Slow computers

2019-02-12

tl;dr: in the mid-2000s, at least, your computer is always slow due to disk.

In my first full-time systems administration job, I configured, installed, and ran campus's ERP ("Enterprise Resource Planning") system. This is the system that ran all the business on campus: student registration, hiring, financial aid, payroll, and pretty much anything involving money. I owned the systems administration; other people were the DBAs, application administrators, etc.

We were the first clients to run this application in production on Linux. To that end we bought some really fancy hardware: IBM eServer xSeries 445s. At that time Red Hat had three versions of Advanced Server's kernels, one of which was made specifically for this hardware. You could add additional CPU trays to the machine and hook them up with a special cable. You could even buy multiple chassis and link them together with these cables.

Once we got everything implemented, my job was to maintain the physical servers, operating system, and tiny parts of the application such as the job submission tool. An extremely common ticket/report was, "The system is slow."

Building good problem statements

Any time you're working on a technical problem, you need a good problem statement.
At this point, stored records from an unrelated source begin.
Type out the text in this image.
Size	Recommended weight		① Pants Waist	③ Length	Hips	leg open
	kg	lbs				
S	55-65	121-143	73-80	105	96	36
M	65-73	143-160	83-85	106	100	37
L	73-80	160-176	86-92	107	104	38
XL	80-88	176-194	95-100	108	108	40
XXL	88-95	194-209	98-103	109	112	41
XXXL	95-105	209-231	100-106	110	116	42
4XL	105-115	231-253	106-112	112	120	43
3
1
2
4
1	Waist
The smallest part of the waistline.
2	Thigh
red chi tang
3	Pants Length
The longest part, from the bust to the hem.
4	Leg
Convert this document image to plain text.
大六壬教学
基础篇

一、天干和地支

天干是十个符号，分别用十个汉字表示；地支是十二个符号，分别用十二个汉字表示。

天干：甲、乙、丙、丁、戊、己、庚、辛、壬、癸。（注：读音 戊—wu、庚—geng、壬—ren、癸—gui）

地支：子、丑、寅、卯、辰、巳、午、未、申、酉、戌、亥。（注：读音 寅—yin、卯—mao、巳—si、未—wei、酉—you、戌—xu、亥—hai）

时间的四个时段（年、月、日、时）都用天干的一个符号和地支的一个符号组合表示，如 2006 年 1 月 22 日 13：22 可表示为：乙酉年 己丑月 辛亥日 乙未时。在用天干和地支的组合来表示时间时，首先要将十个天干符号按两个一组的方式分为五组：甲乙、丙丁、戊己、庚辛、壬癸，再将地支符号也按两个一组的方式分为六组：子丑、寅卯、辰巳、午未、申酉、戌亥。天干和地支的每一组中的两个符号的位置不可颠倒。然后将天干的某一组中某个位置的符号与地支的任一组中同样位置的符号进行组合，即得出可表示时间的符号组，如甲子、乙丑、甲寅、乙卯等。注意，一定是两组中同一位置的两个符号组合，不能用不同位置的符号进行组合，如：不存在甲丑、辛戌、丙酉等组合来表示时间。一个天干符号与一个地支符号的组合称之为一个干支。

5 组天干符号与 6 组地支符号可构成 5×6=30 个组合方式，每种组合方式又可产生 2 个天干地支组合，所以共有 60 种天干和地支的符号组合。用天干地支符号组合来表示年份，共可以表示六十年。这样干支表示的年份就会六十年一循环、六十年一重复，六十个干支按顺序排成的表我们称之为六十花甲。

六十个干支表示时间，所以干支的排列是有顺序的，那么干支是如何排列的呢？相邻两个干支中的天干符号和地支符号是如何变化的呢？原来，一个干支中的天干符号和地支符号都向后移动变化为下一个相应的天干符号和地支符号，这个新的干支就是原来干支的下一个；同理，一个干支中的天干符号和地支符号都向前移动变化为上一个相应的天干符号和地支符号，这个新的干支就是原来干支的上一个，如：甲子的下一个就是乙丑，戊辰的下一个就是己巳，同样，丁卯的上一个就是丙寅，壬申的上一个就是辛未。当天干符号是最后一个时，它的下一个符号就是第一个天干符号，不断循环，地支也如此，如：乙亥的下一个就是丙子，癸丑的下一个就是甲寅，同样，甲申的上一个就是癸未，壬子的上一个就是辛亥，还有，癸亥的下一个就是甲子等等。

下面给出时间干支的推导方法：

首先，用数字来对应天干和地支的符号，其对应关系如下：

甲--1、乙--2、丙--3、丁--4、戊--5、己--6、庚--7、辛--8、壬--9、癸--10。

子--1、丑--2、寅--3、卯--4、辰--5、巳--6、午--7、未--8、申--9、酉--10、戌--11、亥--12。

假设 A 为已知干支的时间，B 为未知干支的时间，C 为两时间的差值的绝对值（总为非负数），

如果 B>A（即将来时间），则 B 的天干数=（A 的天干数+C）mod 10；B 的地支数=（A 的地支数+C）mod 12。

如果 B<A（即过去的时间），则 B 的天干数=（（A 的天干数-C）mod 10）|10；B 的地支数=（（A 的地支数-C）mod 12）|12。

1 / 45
See step three of Tom Limoncelli's paper, "Deconstructing User Requests and the Nine Step Model." A problem statement lets you investigate and test the issue.

In contrast to a good problem statement, we may encounter FUD: Fear, Uncertainty, and Doubt. FUD is when people say things like, "it's bad" or "it never works." Beyond FUD, there are also "wiggle words" that make it harder to know what's going on, such as "it takes a long time." "Long" could mean 3 seconds or 3 minutes or 30 minutes. I took a Lean A3 class last year; our instructor said that one company installed call bells (like at a hotel) in each meeting room for people to ring whenever they heard imprecise language in a meeting.

So in attempting to address "the system is slow," it's useful to figure out the problem statement. This requires identifying good investigative tools.

Investigating slowness

I feel that investigating slowness is one of the toughest systems administration challenges. You have to understand the entire system, from the CPU and disk to the network and database. You have to be able to cut through FUD and wiggle words to identify specific times/issues and quantify slowness.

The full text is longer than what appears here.